A warning for Resmed and Fisher and Paykel Healthcare (FPH) from their big Dutch rival Philips, now a health technology company and not into lighting and bulbs.

Philips competes with Resmed and FPH in the sleep and respiratory sectors – the latter was a boom business in 2020 and 2021 with the Covid pandemic and lockdowns and demand for ventilators of all types.

This week Philips sprang a surprise by warning that its third-quarter core profit would drop around 60%, and it flagged a charge of 1.3 billion euros ($US1.26 billion) on the value of its plagued sleep and respiratory care business.

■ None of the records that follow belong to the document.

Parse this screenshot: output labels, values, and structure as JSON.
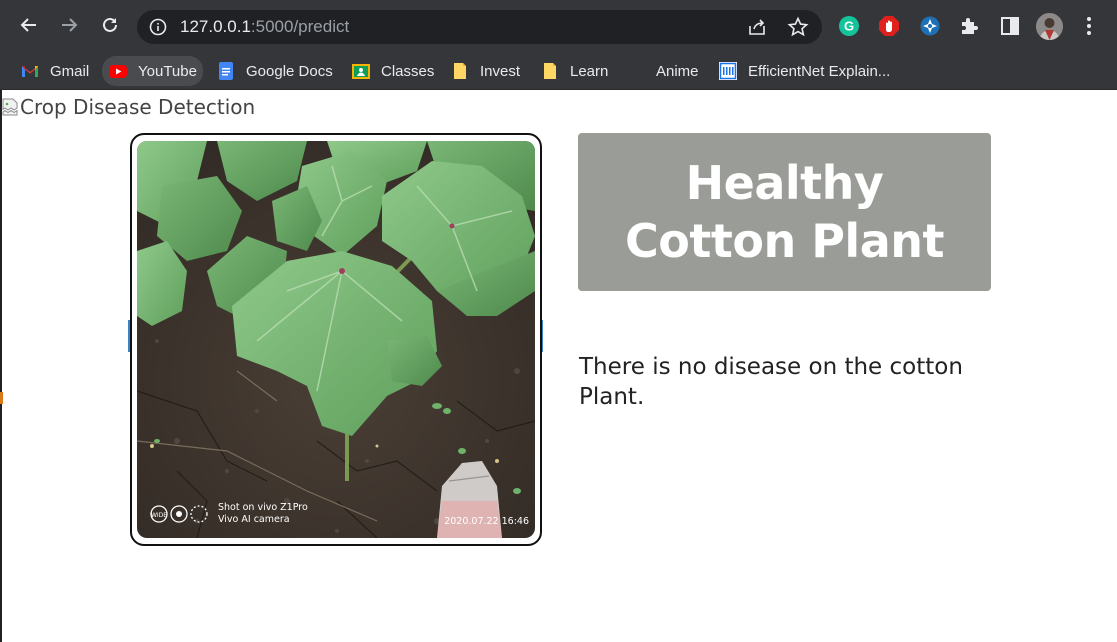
{
  "browser": {
    "url_host": "127.0.0.1",
    "url_path": ":5000/predict",
    "bookmarks": [
      {
        "label": "Gmail",
        "icon": "gmail-icon"
      },
      {
        "label": "YouTube",
        "icon": "youtube-icon"
      },
      {
        "label": "Google Docs",
        "icon": "google-docs-icon"
      },
      {
        "label": "Classes",
        "icon": "google-classroom-icon"
      },
      {
        "label": "Invest",
        "icon": "folder-icon"
      },
      {
        "label": "Learn",
        "icon": "folder-icon"
      },
      {
        "label": "Anime",
        "icon": "blank-page-icon"
      },
      {
        "label": "EfficientNet Explain...",
        "icon": "site-favicon-icon"
      }
    ],
    "extensions": [
      "grammarly-icon",
      "adblock-icon",
      "extension-icon",
      "puzzle-extensions-icon",
      "side-panel-icon",
      "profile-avatar",
      "menu-kebab-icon"
    ]
  },
  "page": {
    "logo_alt": "Crop Disease Detection",
    "photo": {
      "watermark_line1": "Shot on vivo Z1Pro",
      "watermark_line2": "Vivo AI camera",
      "timestamp": "2020.07.22 16:46"
    },
    "result_title": "Healthy Cotton Plant",
    "result_description": "There is no disease on the cotton Plant."
  },
  "colors": {
    "chrome_bg": "#35363a",
    "omnibox_bg": "#202124",
    "result_box": "#9a9c97",
    "text_dark": "#222222"
  }
}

That news saw Philips shares fall to their lowest level in more than a decade and are down more than 55% in the year to date.

That’s the big area of interest for investors in Resmed and FPH but it shouldn’t be of any great concern because the impairment is specific to Philips.

In the update, Philips said its comparable sales fell around 5% in the third quarter, as supply chain problems remained bigger and longer than the company had forecast.

This was expected to have pushed adjusted earnings before interest, taxes and amortisation (EBITA) down to 210 million euros, or around 5% of sales, Philips said.

That is well under the adjusted EBITA of 512 million euros in the third quarter of 2021.

The impairment on the sleep care business was the result of a consent decree proposed by the US Food and Drug Administration to solve the problems that led to a worldwide recall of respiratory machines, which has lopped around 28 billion euros off Philips’ market value in the past 15 months.

That was after Philips last year shocked investors by recalling 5.5 million ventilators used to treat sleep apnoea, over worries that foam used in the machines could become toxic.

A spokesman for Philips said the impairment was a “best estimate” of the consequences that measures imposed by the FDA could have on the value of the business, while talks with the US supervisor were still ongoing.

Philips also slashed its outlook for the fourth quarter, as it now expects a “mid-single-digit” comparable sales decline while it previously forecast an improvement towards the end of the year.

“This weakness will also spill into 2023 where consensus on adjusted EBITA probably also needs to come down by at least 10%,” ING analyst Marc Hesselink said in a note.

“Next step will be the 2025 targets which became very challenging especially now that the Sleep & Respiratory care business is not expected to fully recover post the recall.”

Philips blamed the weak operating performance this quarter on expected supply chain problems and slowing economic growth around the globe.

CEO Frans Van Houten leaves the company today (Friday) to be replaced by Roy Jakobs, whose appointment was supported by shareholders at a meeting on September 30. Philips in August had unexpectedly announced Van Houten’s departure

Philips also said it was taking a number of steps to counter the “headwinds,” including enhancing the productivity of its R&D operations by “shifting the focus to fewer and better resourced projects in the innovation pipeline.”

The company said it expects to record a noncash charge of 165 million euros ($160 million) in connection with the initiative modest revamp.

Philips will publish its full third-quarter results on October 24. Resmed’s third quarter are due around the end of this month and FPH’s interim is due out in late November.